Stick insects have more going on the surface of their skinny bodies than meets the eye. Some species of these bugs can blend in with plants to avoid predators. How they evolved this camouflage is part of an evolutionary mystery: do specific physical traits evolve by chance or if they follow a predictable pattern? After combing through 30 years of data, a team of scientists may have found evidence of repeatable evolution in stick insects. The findings are described in a study published May 24 in the journal Science Advances.
An evolutionary do-over?
There are still numerous unanswered questions in evolution, particularly how it unfolds. Does evolution happen in an easily observed sequence or does it depend on chance events? Late evolutionary scientist Stephen Jay Gould described this phenomenon as “replaying the tape of life.” This metaphor in his 1989 nonfiction book Wonderful Life: The Burgess Shale and the Nature of History asks a deep question: If given the chance to evolve again, would life on Earth look like something similar to what we know now, or would it look incredibly different?

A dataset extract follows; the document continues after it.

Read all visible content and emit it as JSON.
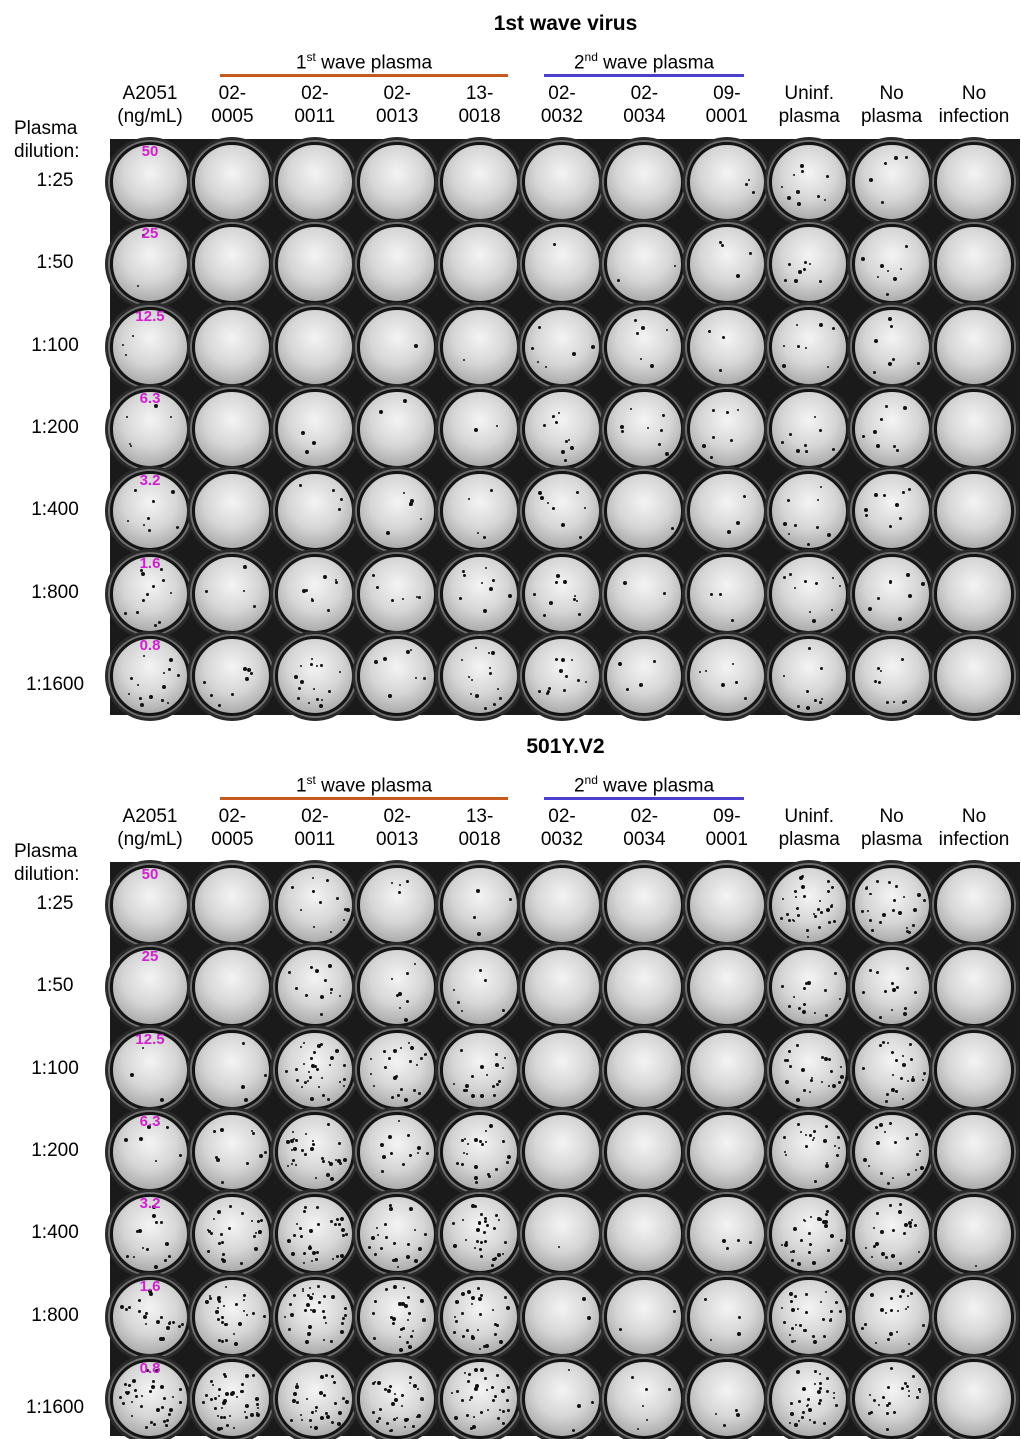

[Related: A new evolutionary theory could explain the mystery of shrinking animals.]
“If you frame it as an either/or question, it’s too simplistic,” study co-author and Utah State University evolutionary biologist Zachariah Gompert said in a statement. “The answer isn’t ‘completely random’ or ‘completely deterministic and predictable.’ And yet, examining short time scales, we can find predictable, repeatable evolutionary patterns.”
For the stick insects and evolutionary activity in general, whether a change occurs by chance or in a reputable sequence is much more nuanced. It often comes down to a precious resource–time.
Cryptic color changers
In the study, the team looked at a polymorphic stick insect species Timema cristinae. These wingless bugs are found throughout North America and have polymorphic body colors and patterns. Some of them are green, which helps them blend with the California lilac shrubs. Others have green stripes that disappear against similarly patterned chamise shrubs. Hiding among plants like these is one of T. christinae’s key defenses against hungry birds like scrub jays.
“Bird predation is a constant driver shaping the insects’ organismal traits, including coloration and striped vs. non-striped,” said Gompert.
They sifted through 30 years of data on the frequency of cryptic color-patterns in 10 wild T. cristinae populations in California. They found predictable fluctuations in stipe frequency in all of the insect populations, which represents a repeated evolutionary dynamic at work. According to Gompert, these fluctuations involve a phenomenon of negative frequency-dependent natural selection (NFDS). This is when cryptic color patterns like stripes are seen as more beneficial when they are a rarity rather than a common occurrence. For the stick insects, this is likely because the birds could develop a better way to search for more abundant prey if they know their patterns.
“At short time scales, evolution involving existing variations can be quite predictable,” said Gompert. “You can count on certain drivers always being there, such as birds feeding on the insects.”
[Related: When insects got wings, evolution really took off.]
During a longer time scale, these evolutionary dynamics are less predictable. The insect populations may experience a chance event–something like a drought or flood–that disrupts the status quo and the more predictable outcomes. At longer time scales, a new mutation in the species could then randomly introduce a rare trait.
“That’s about as close to truly random as you can get. Rare things are easily lost by chance, so there’s a strong probability a new mutation could disappear before it gains a stronghold,” said Gompert.
By comparison, a different species of Timema stick insect that also eats chamise plants either never had these stripe mutations or or quickly lost them. This means that the evolution of stripes on the insect’s body is not a repeatable outcome of evolution at this long of a time scale.
‘You can’t rush time’
Replicated long-term studies of natural populations are rare, including Charles Darwin’s famous work with finches. It’s difficult because this work is restricted to one or a few animal populations, making it a challenge to draw inferences or conclusions on the repeatability of a certain trait.
“Such studies are challenging to implement not only because they take concerted effort, but also because you can’t rush time,” said Gompert.